A Clover man faces a felony weapons charged after police say he ignited a mortar-style firework and threw it at a police car this weekend.
The incident was one of three during the holiday celebrations, and police say they amped up enforcement for just that reason.
Montavius Lamont McCoulley, 21, was charged with illegal use of destructive device, a felony that carries a 10- to 25-year prison sentence, said Clover Police Capt. David Dover.
He's accused in one of three incidents in Clover since June 24 in which artillery-style fireworks were thrown at patrol cars - burning one and denting another, Dover said.
In one incident, an officer's hearing was temporarily damaged by a blast to an open driver's side window of a patrol car.
Aerial-shell fireworks can be "very powerful," Dover said. The shells, about an inch in diameter, are designed to be propelled into the air from a tube and explode in midair.
"From experience, when seated in a patrol car when one of these fireworks is thrown under a patrol car, it rocks the entire car from side to side," he said. "It's that powerful."
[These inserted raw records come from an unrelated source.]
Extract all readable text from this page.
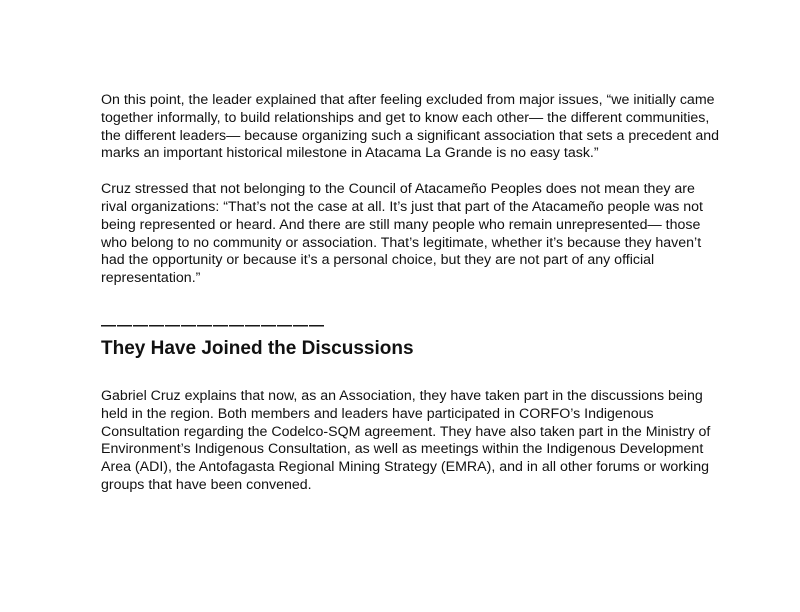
On this point, the leader explained that after feeling excluded from major issues, “we initially came together informally, to build relationships and get to know each other— the different communities, the different leaders— because organizing such a significant association that sets a precedent and marks an important historical milestone in Atacama La Grande is no easy task.”

Cruz stressed that not belonging to the Council of Atacameño Peoples does not mean they are rival organizations: “That’s not the case at all. It’s just that part of the Atacameño people was not being represented or heard. And there are still many people who remain unrepresented— those who belong to no community or association. That’s legitimate, whether it’s because they haven’t had the opportunity or because it’s a personal choice, but they are not part of any official representation.”

——————————————
They Have Joined the Discussions

Gabriel Cruz explains that now, as an Association, they have taken part in the discussions being held in the region. Both members and leaders have participated in CORFO’s Indigenous Consultation regarding the Codelco-SQM agreement. They have also taken part in the Ministry of Environment’s Indigenous Consultation, as well as meetings within the Indigenous Development Area (ADI), the Antofagasta Regional Mining Strategy (EMRA), and in all other forums or working groups that have been convened.
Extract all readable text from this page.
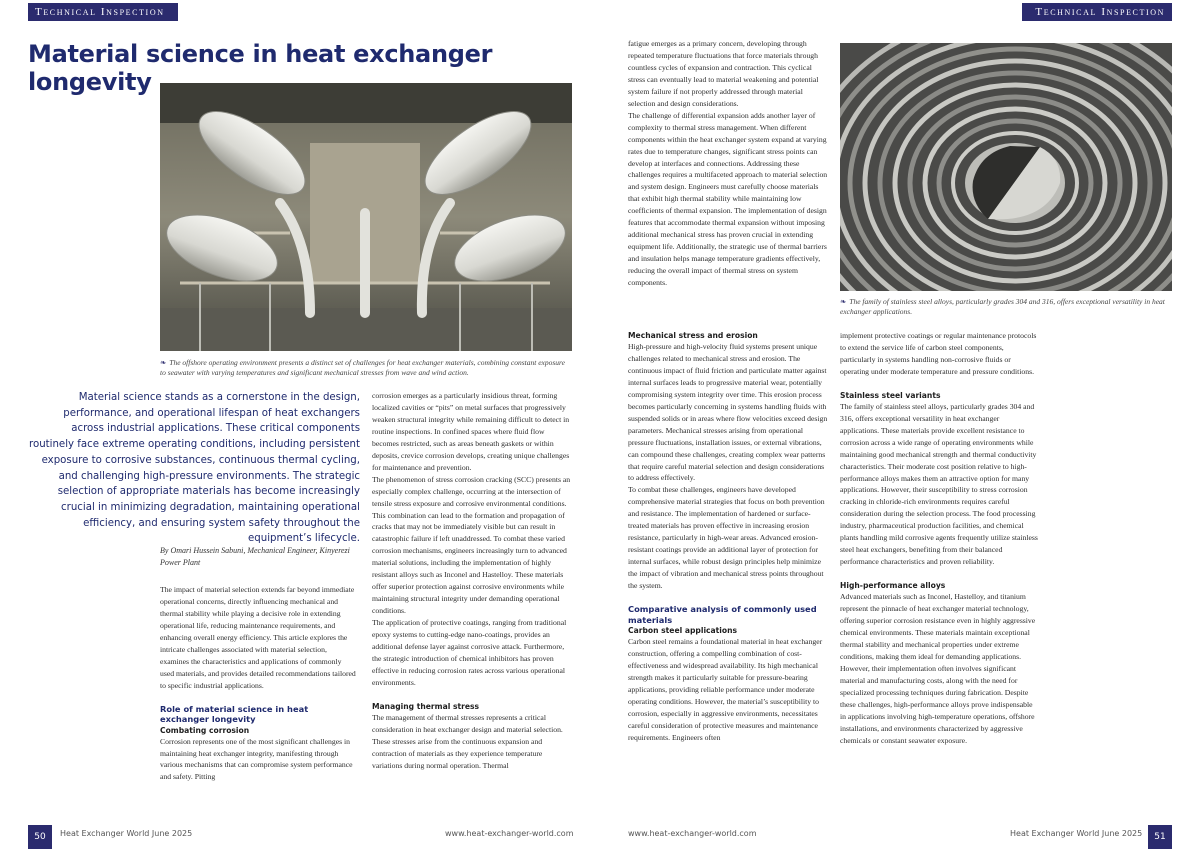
Technical Inspection	Technical Inspection
Material science in heat exchanger longevity
❧ The offshore operating environment presents a distinct set of challenges for heat exchanger materials, combining constant exposure to seawater with varying temperatures and significant mechanical stresses from wave and wind action.

Material science stands as a cornerstone in the design, performance, and operational lifespan of heat exchangers across industrial applications. These critical components routinely face extreme operating conditions, including persistent exposure to corrosive substances, continuous thermal cycling, and challenging high-pressure environments. The strategic selection of appropriate materials has become increasingly crucial in minimizing degradation, maintaining operational efficiency, and ensuring system safety throughout the equipment’s lifecycle.

By Omari Hussein Sabuni, Mechanical Engineer, Kinyerezi Power Plant

The impact of material selection extends far beyond immediate operational concerns, directly influencing mechanical and thermal stability while playing a decisive role in extending operational life, reducing maintenance requirements, and enhancing overall energy efficiency. This article explores the intricate challenges associated with material selection, examines the characteristics and applications of commonly used materials, and provides detailed recommendations tailored to specific industrial applications.

Role of material science in heat exchanger longevity
Combating corrosion

Corrosion represents one of the most significant challenges in maintaining heat exchanger integrity, manifesting through various mechanisms that can compromise system performance and safety. Pitting

corrosion emerges as a particularly insidious threat, forming localized cavities or “pits” on metal surfaces that progressively weaken structural integrity while remaining difficult to detect in routine inspections. In confined spaces where fluid flow becomes restricted, such as areas beneath gaskets or within deposits, crevice corrosion develops, creating unique challenges for maintenance and prevention.

The phenomenon of stress corrosion cracking (SCC) presents an especially complex challenge, occurring at the intersection of tensile stress exposure and corrosive environmental conditions. This combination can lead to the formation and propagation of cracks that may not be immediately visible but can result in catastrophic failure if left unaddressed. To combat these varied corrosion mechanisms, engineers increasingly turn to advanced material solutions, including the implementation of highly resistant alloys such as Inconel and Hastelloy. These materials offer superior protection against corrosive environments while maintaining structural integrity under demanding operational conditions.

The application of protective coatings, ranging from traditional epoxy systems to cutting-edge nano-coatings, provides an additional defense layer against corrosive attack. Furthermore, the strategic introduction of chemical inhibitors has proven effective in reducing corrosion rates across various operational environments.

Managing thermal stress

The management of thermal stresses represents a critical consideration in heat exchanger design and material selection. These stresses arise from the continuous expansion and contraction of materials as they experience temperature variations during normal operation. Thermal

fatigue emerges as a primary concern, developing through repeated temperature fluctuations that force materials through countless cycles of expansion and contraction. This cyclical stress can eventually lead to material weakening and potential system failure if not properly addressed through material selection and design considerations.

The challenge of differential expansion adds another layer of complexity to thermal stress management. When different components within the heat exchanger system expand at varying rates due to temperature changes, significant stress points can develop at interfaces and connections. Addressing these challenges requires a multifaceted approach to material selection and system design. Engineers must carefully choose materials that exhibit high thermal stability while maintaining low coefficients of thermal expansion. The implementation of design features that accommodate thermal expansion without imposing additional mechanical stress has proven crucial in extending equipment life. Additionally, the strategic use of thermal barriers and insulation helps manage temperature gradients effectively, reducing the overall impact of thermal stress on system components.

Mechanical stress and erosion

High-pressure and high-velocity fluid systems present unique challenges related to mechanical stress and erosion. The continuous impact of fluid friction and particulate matter against internal surfaces leads to progressive material wear, potentially compromising system integrity over time. This erosion process becomes particularly concerning in systems handling fluids with suspended solids or in areas where flow velocities exceed design parameters. Mechanical stresses arising from operational pressure fluctuations, installation issues, or external vibrations, can compound these challenges, creating complex wear patterns that require careful material selection and design considerations to address effectively.

To combat these challenges, engineers have developed comprehensive material strategies that focus on both prevention and resistance. The implementation of hardened or surface-treated materials has proven effective in increasing erosion resistance, particularly in high-wear areas. Advanced erosion-resistant coatings provide an additional layer of protection for internal surfaces, while robust design principles help minimize the impact of vibration and mechanical stress points throughout the system.

Comparative analysis of commonly used materials
Carbon steel applications

Carbon steel remains a foundational material in heat exchanger construction, offering a compelling combination of cost-effectiveness and widespread availability. Its high mechanical strength makes it particularly suitable for pressure-bearing applications, providing reliable performance under moderate operating conditions. However, the material’s susceptibility to corrosion, especially in aggressive environments, necessitates careful consideration of protective measures and maintenance requirements. Engineers often

❧ The family of stainless steel alloys, particularly grades 304 and 316, offers exceptional versatility in heat exchanger applications.

implement protective coatings or regular maintenance protocols to extend the service life of carbon steel components, particularly in systems handling non-corrosive fluids or operating under moderate temperature and pressure conditions.

Stainless steel variants

The family of stainless steel alloys, particularly grades 304 and 316, offers exceptional versatility in heat exchanger applications. These materials provide excellent resistance to corrosion across a wide range of operating environments while maintaining good mechanical strength and thermal conductivity characteristics. Their moderate cost position relative to high-performance alloys makes them an attractive option for many applications. However, their susceptibility to stress corrosion cracking in chloride-rich environments requires careful consideration during the selection process. The food processing industry, pharmaceutical production facilities, and chemical plants handling mild corrosive agents frequently utilize stainless steel heat exchangers, benefiting from their balanced performance characteristics and proven reliability.

High-performance alloys

Advanced materials such as Inconel, Hastelloy, and titanium represent the pinnacle of heat exchanger material technology, offering superior corrosion resistance even in highly aggressive chemical environments. These materials maintain exceptional thermal stability and mechanical properties under extreme conditions, making them ideal for demanding applications. However, their implementation often involves significant material and manufacturing costs, along with the need for specialized processing techniques during fabrication. Despite these challenges, high-performance alloys prove indispensable in applications involving high-temperature operations, offshore installations, and environments characterized by aggressive chemicals or constant seawater exposure.

50	Heat Exchanger World June 2025	www.heat-exchanger-world.com	www.heat-exchanger-world.com	Heat Exchanger World June 2025	51
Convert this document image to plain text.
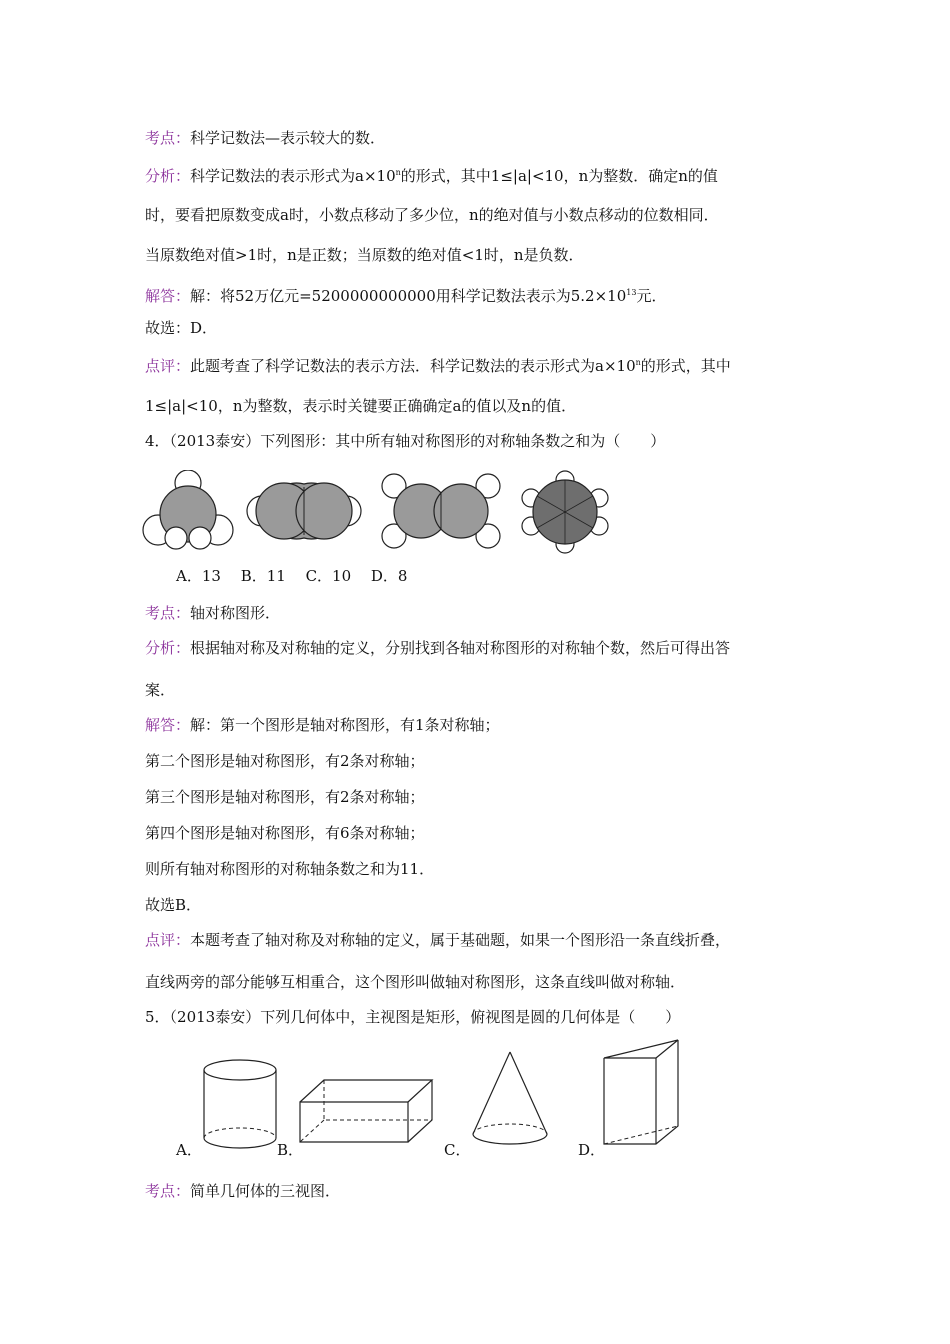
考点：科学记数法—表示较大的数．
分析：科学记数法的表示形式为$a\times 10^n$的形式，其中1≤|a|<10，n为整数．确定n的值
时，要看把原数变成a时，小数点移动了多少位，n的绝对值与小数点移动的位数相同．
当原数绝对值>1时，n是正数；当原数的绝对值<1时，n是负数．
解答：解：将52万亿元=5200000000000用科学记数法表示为$5.2\times 10^{13}$元．
故选：D．
点评：此题考查了科学记数法的表示方法．科学记数法的表示形式为$a\times 10^n$的形式，其中
1≤|a|<10，n为整数，表示时关键要正确确定a的值以及n的值．
4．（2013泰安）下列图形：其中所有轴对称图形的对称轴条数之和为（　　）
A．13　 B．11　 C．10　 D．8
考点：轴对称图形．
分析：根据轴对称及对称轴的定义，分别找到各轴对称图形的对称轴个数，然后可得出答
案．
解答：解：第一个图形是轴对称图形，有1条对称轴；
第二个图形是轴对称图形，有2条对称轴；
第三个图形是轴对称图形，有2条对称轴；
第四个图形是轴对称图形，有6条对称轴；
则所有轴对称图形的对称轴条数之和为11．
故选B．
点评：本题考查了轴对称及对称轴的定义，属于基础题，如果一个图形沿一条直线折叠，
直线两旁的部分能够互相重合，这个图形叫做轴对称图形，这条直线叫做对称轴．
5．（2013泰安）下列几何体中，主视图是矩形，俯视图是圆的几何体是（　　）
A．	B．	C．	D．
考点：简单几何体的三视图．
Such incidents have happened in the same Clover neighborhoods for years, Dover said, with police unable to catch and prosecute offenders. This year, extra officers were on patrol July 3 and 4 to try to curtail the fireworks attacks.
"Normally, we'd have more than three incidents this weekend," Dover said. "... This year, we allowed for extra manpower to fight it."
While McCoulley is the only person charged this weekend - tracked by officers on foot following Sunday's blast - Dover said they are looking for others.
In Sunday night's incident, an officer was patrolling the Roosevelt Community with a ride-along guest around 11 p.m. The car was stopped at Mobley Street and Zion Church Road when an officer saw the explosive device thrown in the road near the driver's side of the car, according to a Clover police report.
The ride-along witness gave the officer a description of the man he saw throw the device at the patrol vehicle, the report said. The witness saw that man standing in a driveway near the intersection.
When the officer got out of the patrol car, the suspect ran. After a brief chase, the officer found the suspect in a storage building on Mobley Street, the report said.
McCoulley was being held at the Moss Justice Center, where his bond had not been set at $5,000.
Clover Police ask that anyone with information regarding similar fireworks incidents to call 803-222-9494.